After factoring in expenses and one-time charges, CHI ended fiscal year 2017 with an operating loss of $585.2 million, compared to an operating loss of $371.4 million in fiscal year 2016.

However, CHI saw its financial situation improve in the first quarter of fiscal year 2018. The system’s operating loss narrowed to $77.9 million from $180.7 million in the same period of the year prior. “What you were able to see in the first quarter [of fiscal 2018] … was the one-time costs had gone away for the most part; those weren’t burdening our results,” says Mr. Swindle.

He says although the system employed more physicians, its absolute labor costs were lower year over year. CHI’s supply costs, including drug costs, were also lower in the first quarter of fiscal year 2018 than in the first quarter of last year.

Mr. Swindle says CHI saw its finances improve in a difficult operating environment. Patient volume was lower in the first quarter of fiscal year 2018 than a year prior, and the system also experienced a nearly $26 million loss from business operations as a result of Hurricane Harvey.

“[This has] given us a level of confidence that we can move forward and address the difficulty that our industry is going to be facing over the next several years,” he says.

In early January, Fitch Ratings affirmed CHI’s “BBB+” rating and upgraded its credit outlook to stable from negative. The credit rating agency cited the health system’s strong start to the 2018 fiscal year and financial improvements in several markets as key reasons for the upgrade.

Preparing for new challenges

Although healthcare organizations are currently facing many challenges, including regulatory uncertainty and dwindling reimbursement rates, Mr. Swindle anticipates hospitals and health systems will face new obstacles over the next few years.

For example, hospitals will be challenged by changes to the 340B Drug Pricing Program. CMS’ 2018 Medicare Outpatient Prospective Payment System rule finalized a proposal to pay hospitals 22.5 percent less than the average sales price for drugs purchased through the 340B program. Medicare previously paid the average sales price plus 6 percent.

“I don’t think 340B was by chance and in isolation,” says Mr. Swindle. “I think we’re entering one of those cycles that the whole economic environment of our industry is going to be working against us.”

The pressures in the industry are driving hospitals and health systems to join forces. After more than a year of talks, CHI and San Francisco-based Dignity Health signed a definitive merger agreement in December 2017. The proposed transaction will create a massive nonprofit Catholic health system, comprising 139 hospitals across 28 states.

In the short term, the combination of the two systems is expected to drive synergies in the $500 million range, according to Mr. Swindle. In the coming months, the two systems will dive deeper into the synergies they expect to achieve over a multiyear period. “We do believe beyond the synergies there are some strategic initiatives we can put into place as a combined organization that we couldn’t do individually,” Mr. Swindle says. “You won’t see the benefit of those as much in the short term.”

“Take a deep breath”

Mr. Swindle knows firsthand that developing and executing an operational turnaround plan is no easy task. However, today’s healthcare landscape requires health systems to re-engineer their business models.

“Regardless of how good your results … have been over the last five to 10 years, we’re all going to have to transform ourselves in our own way to meet the characteristics of our organizations,” says Mr. Swindle.
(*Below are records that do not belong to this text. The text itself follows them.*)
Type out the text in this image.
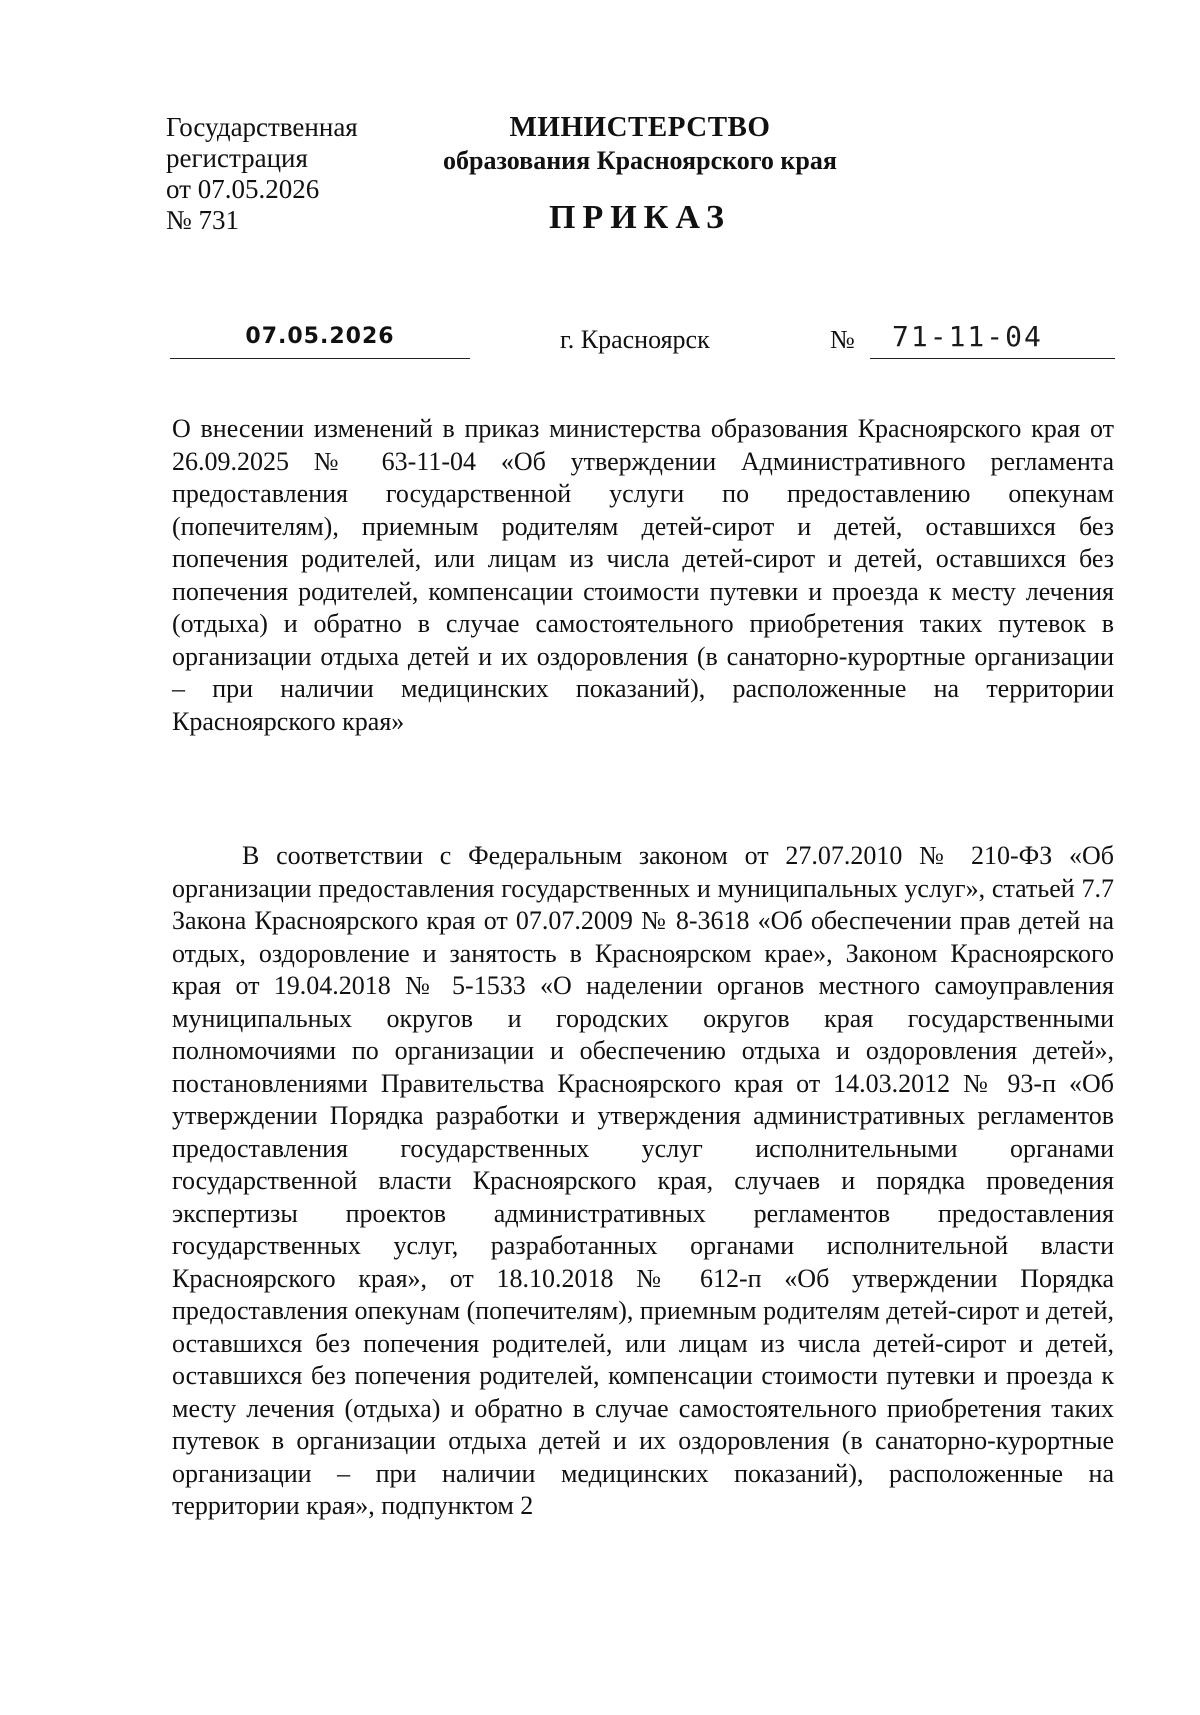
Государственная
регистрация
от 07.05.2026
№ 731
МИНИСТЕРСТВО
образования Красноярского края
ПРИКАЗ
07.05.2026	г. Красноярск	№ 71-11-04
О внесении изменений в приказ министерства образования Красноярского края от 26.09.2025 № 63-11-04 «Об утверждении Административного регламента предоставления государственной услуги по предоставлению опекунам (попечителям), приемным родителям детей-сирот и детей, оставшихся без попечения родителей, или лицам из числа детей-сирот и детей, оставшихся без попечения родителей, компенсации стоимости путевки и проезда к месту лечения (отдыха) и обратно в случае самостоятельного приобретения таких путевок в организации отдыха детей и их оздоровления (в санаторно-курортные организации – при наличии медицинских показаний), расположенные на территории Красноярского края»
В соответствии с Федеральным законом от 27.07.2010 № 210-ФЗ «Об организации предоставления государственных и муниципальных услуг», статьей 7.7 Закона Красноярского края от 07.07.2009 № 8-3618 «Об обеспечении прав детей на отдых, оздоровление и занятость в Красноярском крае», Законом Красноярского края от 19.04.2018 № 5-1533 «О наделении органов местного самоуправления муниципальных округов и городских округов края государственными полномочиями по организации и обеспечению отдыха и оздоровления детей», постановлениями Правительства Красноярского края от 14.03.2012 № 93-п «Об утверждении Порядка разработки и утверждения административных регламентов предоставления государственных услуг исполнительными органами государственной власти Красноярского края, случаев и порядка проведения экспертизы проектов административных регламентов предоставления государственных услуг, разработанных органами исполнительной власти Красноярского края», от 18.10.2018 № 612-п «Об утверждении Порядка предоставления опекунам (попечителям), приемным родителям детей-сирот и детей, оставшихся без попечения родителей, или лицам из числа детей-сирот и детей, оставшихся без попечения родителей, компенсации стоимости путевки и проезда к месту лечения (отдыха) и обратно в случае самостоятельного приобретения таких путевок в организации отдыха детей и их оздоровления (в санаторно-курортные организации – при наличии медицинских показаний), расположенные на территории края», подпунктом 2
When embarking on a performance improvement plan, the first thing health system CFOs should do is “take a deep breath,” he says. Then, they should focus on the things they have more control over. Mr. Swindle says it is critical for health systems to continue to drive improvement in patient experience and quality. They also need to be strategic cost managers.

“It’s not going to be as easy as just saying we’re going to take these [full-time employees] out or reduce this service. You’re really going to have to be very smart and very thoughtful about how you become a good cost manager that adds value to your communities,” says Mr. Swindle. “Don’t get too comfortable with your past success and your past models.”